Coated in Compassion

Written by Channing Boone, Founder of Coated in Compassion

Two years ago, my sister Carlie and I moved to an apartment in downtown Dallas. Beautiful windows opened up to Ervay street and during the holiday season, it was delightful to watch the lights of the city reflect off the large towers that surrounded us. We knew beforehand that moving downtown we would be surrounded by people from all walks of life.


Businessmen, valet drivers, ladies lunching at the fine retail centers, young graduates trying their hardest at their first corporate job, and neighbors that would become friends.


However, I was not prepared to look out of the large window to see a man covered in a tarp lying above a vent to keep warm or see a woman without a coat at the fountains of the Chase tower using the water there to wash her hands and face. I was not at all prepared for the lives that simply needed compassion that surrounded the streets of downtown Dallas.
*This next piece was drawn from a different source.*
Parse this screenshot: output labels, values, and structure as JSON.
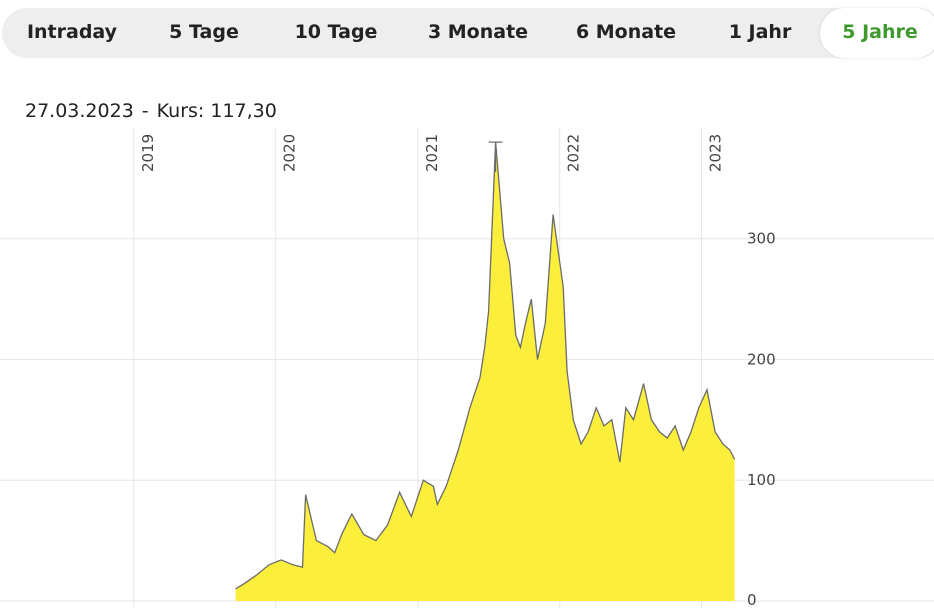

Photo by Matthew T Rader on Unsplash

Thanksgiving of 2017 my sister, brother, and I left our father’s house with to-go containers of leftover dinner. The three of us walked around downtown passing out meals to those without a home. It was then that God began to squeeze my heart, breaking it for what broke his: a human life without much, simply needing someone to suffer with together, providing compassion and warmth not only in the physical sense, but through love and understanding.


WHAT IS COMPASSION? Compassion comes from the latin words “com,” with, together, and “pati,” to suffer. As humans, we see compassion demonstrated daily through a kind word, a consoling hug, or a sympathetic tear. But what about those who have lost everything, how do we show compassion to them?

More often than not, it seems as though we blame their addiction, their lack of willingness to find a job, or simply look past them because it makes one uncomfortable to make contact with another when asked to “spare some change.” But what if the change we spared was not nickels and dimes, but a change within ourselves? What if we spared the criticism and replaced it with compassion, care, and commitment to those who ask us to spare some change?

After ignoring God’s tug for quite some time because I did not think I was capable of the task he wanted me to do, he created a divine appointment with a man I have come to admire greatly, Robin Pou. Robin coached our office on ways to better oneself in the workplace and build a team that is strong and resilient. One of the exercises he had us perform was crossing our arms in the opposite direction that we normally do. It was quite uncomfortable.

However, I wondered the rest of the day why he did not ask us to uncross our arms and simply open them to what others have to say or need. Later that evening at dinner I asked him this. We talked of how often we keep our arms crossed when God has asks us to simply hold out our hands and accept that what he gives us will be sufficiently provided for. And there it was, God once again reminding me that it was time to stop crossing my arms and open them to be his instrument for those who suffered and were in desperate need of human compassion.

MY VISION FOR DALLAS Robin then asked me what it was I wanted to do in life and where did my passion lie? I responded by telling him how I longed to help those who were overlooked in Dallas, those without a home or someone committed to helping them. Of course, Robin’s face lit up as he knew exactly the next step to help God’s plan for this passion come to life. Robin introduced me to Elisabeth Jordan of The Human Impact.

The Human Impact walks alongside those they connect with in Dallas who are homeless, committed to bridging the gap of life after loss. We met for coffee and I shared God’s desire that he had placed on my heart. During that meeting, Elisabeth graciously provided a platform for God to fulfill what he placed in my heart and the vision he has given me to show his compassion through providing coats during this winter season to those in Dallas who have experienced loss and are without a home.

SEND US YOUR COATS! This winter season, The Human Impact will take Coated in Compassion under its wing as we collect new coats through a donation based system and provide those on December 7th to the homeless in Dallas. During the month of November, donate your coats by contacting us here!

I no longer live in the same apartment, but I still see the loss and the homeless on the street and I am sure you do as well. Coated in Compassion seeks to provide care and commitment through compassion, suffering with others. By being compassionate we experience care and through commitment to those we show compassion to, we provide a warm coat to weather the winter, ultimately building a relationship going beyond the coat.

I am not sure what the future holds for this calling. My prayer is that by simply saying yes and uncrossing my arms, that God will continue to utilize this longing to share compassion and extend it beyond a coat and change a life. Even if it is only one life, that is to be celebrated. - Channing Boone, Coated in Compassion


An added bonus for the day from our friend Shelley Brittain and her daughter Drew— This is my 10-year-old daughter Drew. She has the opportunity with her school to do what they call Genius hour projects. Her idea this year was to do a community service project, something that would allow her to have direct experience with serving the community. When I told her about this opportunity, she was very excited for the idea to be a part of something like this. She is excited to serve and is looking forward to putting the goodie bags together with her friends and handing them out in December!